Great moments in school administration


Keith Allison was an elementary school tutor in rural Ohio who happens to be a vegan. He promotes veganism on his Facebook page and one such post said “the cruelty of separation, loneliness, an infant slaughter lingers inside each glass of cow’s milk. Your voice can change the system. You don’t have to support this. Plant-based milks are everywhere and are delicious.” He also posted photos of baby calves in small crates.

As far as a school employee expressing their personal views on a public forum goes, that seems pretty innocuous, right? But for this he was fired. Why? The reason emerged in a lawsuit that he filed against the school district.

The lawsuit says that once the school district’s administration found out about the post, Superintendent Judy Robinson and a school principal met with him, and Robinson said the community “had a large number of dairy farmers, and that teachers needed to be careful not to offend the local agricultural industry.”

Note that it is not clear who had actually complained. But whoever reported Allison’s post to the authorities seemed to feel that a single person’s post on veganism, a movement that is growing but is still small and hardly a threat to Big Dairy, could cause enough dairy farmers to get upset that they might – do what exactly? Stampede their cattle through the school parking lot, similar to something out of old cowboy films? And of course, there was the inevitable Streisand Effect in that as a result of the school district’s ham-handed (ha!) response, many more people have now heard of Allison’s veganism.

This kind of absurd over-reaction by school administrators, similar to things like zero-tolerance policies that result in even very young children having the police called on them for the most trivial of actions because they violate the letter of some rule, is partly a result of the vilification of public schools by the Republicans and Tea Partiers. School administrators are now terrified of any negative public reaction and thus follow strictly the letter of the law, even when such actions violate common sense, or act preemptively to avoid giving anyone even the slightest possible offense.

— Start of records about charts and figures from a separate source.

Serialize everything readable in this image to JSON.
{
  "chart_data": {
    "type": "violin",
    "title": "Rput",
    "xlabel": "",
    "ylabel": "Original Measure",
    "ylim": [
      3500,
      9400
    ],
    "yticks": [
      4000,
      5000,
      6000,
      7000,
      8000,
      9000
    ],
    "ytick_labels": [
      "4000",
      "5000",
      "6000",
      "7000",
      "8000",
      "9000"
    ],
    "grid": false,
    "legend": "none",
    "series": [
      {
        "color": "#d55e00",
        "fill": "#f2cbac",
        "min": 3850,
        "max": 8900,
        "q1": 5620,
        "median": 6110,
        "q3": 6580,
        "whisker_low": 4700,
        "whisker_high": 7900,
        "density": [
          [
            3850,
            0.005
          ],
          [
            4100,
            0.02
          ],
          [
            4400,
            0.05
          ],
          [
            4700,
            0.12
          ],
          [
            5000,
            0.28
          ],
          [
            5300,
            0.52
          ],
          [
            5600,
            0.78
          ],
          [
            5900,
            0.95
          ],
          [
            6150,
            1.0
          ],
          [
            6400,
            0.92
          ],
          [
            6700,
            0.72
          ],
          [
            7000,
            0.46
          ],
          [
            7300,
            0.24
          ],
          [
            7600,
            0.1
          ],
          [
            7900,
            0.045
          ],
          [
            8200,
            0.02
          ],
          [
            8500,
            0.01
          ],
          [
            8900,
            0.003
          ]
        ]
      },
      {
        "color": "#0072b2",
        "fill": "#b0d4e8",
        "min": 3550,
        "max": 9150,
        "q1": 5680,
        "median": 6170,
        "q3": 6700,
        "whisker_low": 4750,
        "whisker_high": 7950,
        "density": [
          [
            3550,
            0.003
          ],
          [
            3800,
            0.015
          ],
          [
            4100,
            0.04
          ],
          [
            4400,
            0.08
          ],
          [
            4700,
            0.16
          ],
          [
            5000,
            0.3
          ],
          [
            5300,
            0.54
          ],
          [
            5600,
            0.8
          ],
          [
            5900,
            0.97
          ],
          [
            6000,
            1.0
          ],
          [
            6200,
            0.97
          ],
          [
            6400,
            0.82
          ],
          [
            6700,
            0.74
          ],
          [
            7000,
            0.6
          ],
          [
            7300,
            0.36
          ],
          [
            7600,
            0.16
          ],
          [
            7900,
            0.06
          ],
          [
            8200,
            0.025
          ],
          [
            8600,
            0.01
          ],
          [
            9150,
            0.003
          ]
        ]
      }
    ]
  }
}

Allison settled with the school district and they awarded him some money without admitting any guilt. But in the settlement the school district “recognizes the right of staff members, within the confines of the law, to engage in free speech outside the educational setting”. The newspaper article says that Allison agreed to apologize to the owners of the baby calves in the photo, though that does not appear in the settlement.

Comments

  1. Holms says

    “School administrators are now terrified of any negative public reaction and thus follow strictly the letter of the law…”

    …unless it is about promoting christianity.

  2. says

    This is where the line exists between personal and professional. If he had been flogging veganism on his job, he would have been justifiably fired. But doing it on his own facebook page is no different than something like putting a political candidate’s sign on his lawn except that more people see it.

    Personal views are only out of line when they’re brought into places they have no business being discussed. He didn’t do that (unless facts have been omitted), so he has a genuine gripe. Then again, if his views agreed with the majority and he blathered about them on his job, it’s likely nothing would have happened….

  3. Pierce R. Butler says

    Some sort of invisible dynamic across the US seems to select for chickenshit-headedness in school administrators. In my own county here in Florida, a recently hired district superintendent just barred high school counselors from giving out condoms (along with supplementary educational literature), without prior consultation with the school board (some members of which have gotten rather irate -- this does not reflect any community pressure).

    For another very recent example, see Ed B’s post about an Ohio principal having the word “feminist” photoshopped out of a student’s t-shirt in a class photo.